In each episode of History is Gay, hosts Leigh and Gretchen take a look at a different slice of history, specifically from a queer perspective, to show that our past isn’t quite as straightforward as it usually gets presented. At its core, the show is about celebrating the stories that have gone unacknowledged by the mainstream. And what’s more, the episodes are not presented as revisionist or reductive but additive and uplifting.

Joy: Playing for Fun

So much of the media we have that discusses culture is mired down in a sort of negativity that mistakes pedantic criticism for intelligence. That is where Playing for Fun draws a line in the sand. Each episode of playing for fun hears hosts Myke Hurley and Tiffany Arment discuss only the video games that they absolutely love. What results is a refreshing radical optimism that carries into the streaming and community that has been built around the show.

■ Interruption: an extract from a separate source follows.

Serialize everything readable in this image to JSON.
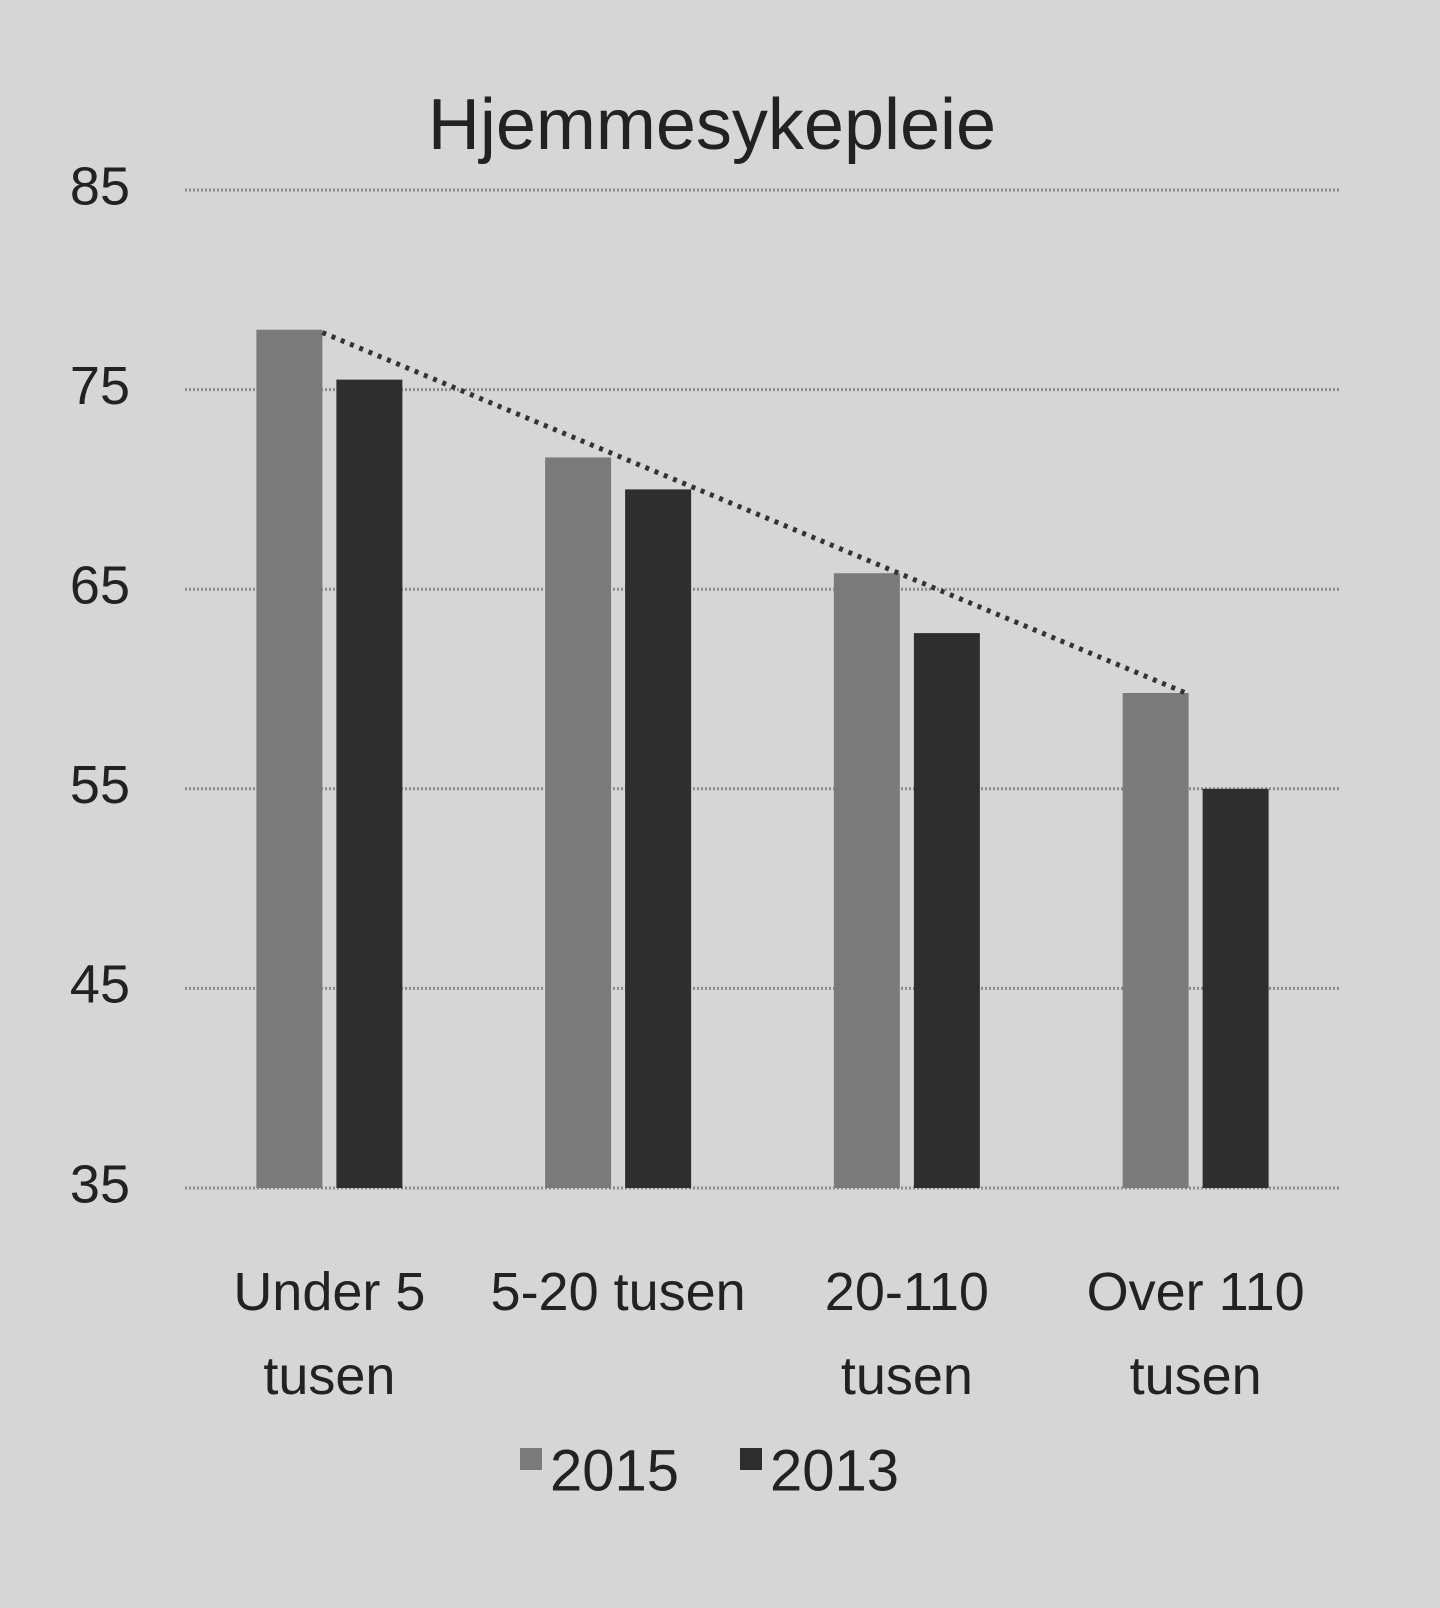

Inquisitiveness: The Stoop

Whether we’re looking for culture or making culture or understanding culture, it always begins with a question. What that question is will be different for each individual, but that inquisitiveness pull us along. Each episode of The Stoop, hosted by Hana Baba and Leila Day, starts with a question and goes deep. Soundscaped storytelling with insightful interviews framed by the casual conversation of Baba and Day makes these stories compelling, empathetic, and illuminating.

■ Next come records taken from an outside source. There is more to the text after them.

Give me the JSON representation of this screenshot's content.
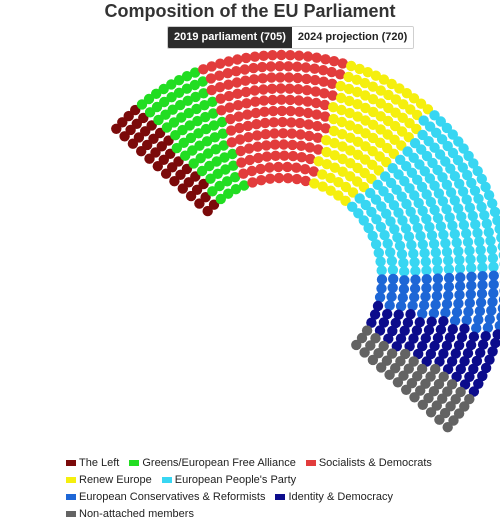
{
  "title": "Composition of the EU Parliament",
  "tabs": [
    {
      "label": "2019 parliament (705)",
      "active": true
    },
    {
      "label": "2024 projection (720)",
      "active": false
    }
  ],
  "chart_data": {
    "type": "parliament",
    "total_seats": 705,
    "series": [
      {
        "name": "The Left",
        "seats": 39,
        "color": "#7b0a0a"
      },
      {
        "name": "Greens/European Free Alliance",
        "seats": 71,
        "color": "#22dd22"
      },
      {
        "name": "Socialists & Democrats",
        "seats": 145,
        "color": "#e23c3c"
      },
      {
        "name": "Renew Europe",
        "seats": 101,
        "color": "#f5ef0e"
      },
      {
        "name": "European People's Party",
        "seats": 176,
        "color": "#38d6f2"
      },
      {
        "name": "European Conservatives & Reformists",
        "seats": 62,
        "color": "#1d66d6"
      },
      {
        "name": "Identity & Democracy",
        "seats": 62,
        "color": "#0c0c8c"
      },
      {
        "name": "Non-attached members",
        "seats": 49,
        "color": "#636363"
      }
    ],
    "legend_position": "bottom"
  }
}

Empathy: Kalila Stormfire’s Economical Magick Services

When we approach a piece of culture, we are being given a gift, something delicate that we must treat with an initial respect and dignity, the same way Kalila approaches her patients. Kalila Stormfire’s Economical Magick Services, by Lisette Alvarez, follows a young witch who is trying to start a medical practice of their own. Each episode brings a unique case, requiring Kalila to listen and understand what the patient is really looking for in their care. It is carefully crafted, masterfully written, and teeming with the kind of empathy we can only hope to bring to our lives and cultures.

Nuance: Dissect

Dissect is the kind of music podcast that, as the title suggests, goes much deeper than the surface. Each season, host Cole Cuchna picks a different album and breaks it down track by track, line by line, beat by beat, until a more comprehensive understanding of the album is obtained by truly understanding all of its constituent parts. This show is exegesis at its finest, reveling in the beauty of each detail that these albums have to offer their listeners.

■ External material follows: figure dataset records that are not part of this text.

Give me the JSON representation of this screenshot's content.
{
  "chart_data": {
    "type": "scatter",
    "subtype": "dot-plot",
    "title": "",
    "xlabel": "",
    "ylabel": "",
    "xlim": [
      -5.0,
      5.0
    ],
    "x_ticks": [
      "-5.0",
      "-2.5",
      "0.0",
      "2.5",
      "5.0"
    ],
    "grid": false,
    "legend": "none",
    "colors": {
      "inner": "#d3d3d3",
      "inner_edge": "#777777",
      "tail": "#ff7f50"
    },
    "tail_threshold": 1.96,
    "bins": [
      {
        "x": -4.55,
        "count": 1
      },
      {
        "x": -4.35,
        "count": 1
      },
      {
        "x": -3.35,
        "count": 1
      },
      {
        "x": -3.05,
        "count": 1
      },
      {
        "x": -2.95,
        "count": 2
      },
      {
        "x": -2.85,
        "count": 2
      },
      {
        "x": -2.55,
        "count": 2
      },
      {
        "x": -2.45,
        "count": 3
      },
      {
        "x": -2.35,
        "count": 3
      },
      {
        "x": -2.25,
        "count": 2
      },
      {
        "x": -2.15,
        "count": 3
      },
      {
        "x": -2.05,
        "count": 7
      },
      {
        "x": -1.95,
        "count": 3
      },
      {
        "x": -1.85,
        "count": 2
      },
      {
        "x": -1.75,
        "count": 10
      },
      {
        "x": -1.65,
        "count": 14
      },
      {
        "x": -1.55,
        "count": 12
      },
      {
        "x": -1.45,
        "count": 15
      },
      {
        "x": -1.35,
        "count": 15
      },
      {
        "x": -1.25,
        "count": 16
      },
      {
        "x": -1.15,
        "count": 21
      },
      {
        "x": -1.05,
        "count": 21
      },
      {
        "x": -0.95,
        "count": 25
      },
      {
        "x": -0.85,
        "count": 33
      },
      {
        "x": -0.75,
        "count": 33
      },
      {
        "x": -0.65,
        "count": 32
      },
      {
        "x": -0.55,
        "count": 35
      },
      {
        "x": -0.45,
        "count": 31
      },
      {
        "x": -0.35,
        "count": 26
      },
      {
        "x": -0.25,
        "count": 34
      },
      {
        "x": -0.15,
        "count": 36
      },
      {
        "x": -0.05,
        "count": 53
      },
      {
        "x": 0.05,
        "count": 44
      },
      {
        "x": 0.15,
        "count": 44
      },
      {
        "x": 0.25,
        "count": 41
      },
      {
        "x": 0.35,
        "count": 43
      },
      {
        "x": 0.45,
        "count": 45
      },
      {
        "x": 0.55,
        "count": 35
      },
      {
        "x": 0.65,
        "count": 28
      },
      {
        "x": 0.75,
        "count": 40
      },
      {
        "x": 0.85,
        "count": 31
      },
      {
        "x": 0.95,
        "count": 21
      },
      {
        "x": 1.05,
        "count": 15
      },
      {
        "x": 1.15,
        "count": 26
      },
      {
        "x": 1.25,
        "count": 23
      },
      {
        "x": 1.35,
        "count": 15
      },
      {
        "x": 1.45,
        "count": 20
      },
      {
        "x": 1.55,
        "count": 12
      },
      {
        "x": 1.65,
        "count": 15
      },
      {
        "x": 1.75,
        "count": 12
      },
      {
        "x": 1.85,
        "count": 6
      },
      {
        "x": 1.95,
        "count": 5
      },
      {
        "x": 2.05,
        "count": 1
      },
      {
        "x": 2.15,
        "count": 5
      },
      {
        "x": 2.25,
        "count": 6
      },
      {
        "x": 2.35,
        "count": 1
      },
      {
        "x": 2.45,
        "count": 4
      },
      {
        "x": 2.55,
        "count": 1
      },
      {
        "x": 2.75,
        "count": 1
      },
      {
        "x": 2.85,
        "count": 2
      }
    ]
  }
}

Choice: Articles of Interest

There is so much culture out there, in so many different mediums and styles and genres; how is one to choose? Through investigation of the fashion world, the brilliant Articles of Interest, by Avery Trufelman, comes to the conclusion that conscientious, informed, and thoughtful choice is the best way to make our fashion our own. And whether we can extend this lesson to other forms of culture or not, Articles of Interest is certainly the thoughtful choice for your next listening experience.

Translation: Aria Code

Few forms of culture present a more imdominable wall of obstacles for the casual 21st century consumer like opera. And yet, Aria Code translates the language, story, and musical style of opera into relatable narratives for the present day. Each episode picks a piece and presents interviews with three to four guests who are experts on that piece, whose intimate familiarity with the music and its culture breaks down the complexities of the genre. Aria Code makes the foreign familiar, through careful translation and meaningful dialogue.

Adventure: StarTripper!!

Of course, none of these tools are useful if you don’t get out of their and go seek out culture. Whether it’s going to a museum, finding new music on your preferred streaming service, or selling all your earthly possessions to buy a Physiclast QCS-25 K-series ship and sailing the stars in search of the best experiences the universe has to offer. Produced by Julian Mundy and Whisperforge Productions, StarTripper!! takes us along on the intergalactic travels of Feston Pixus, in an audio comedy full of adventure, mishaps, and self-discovery.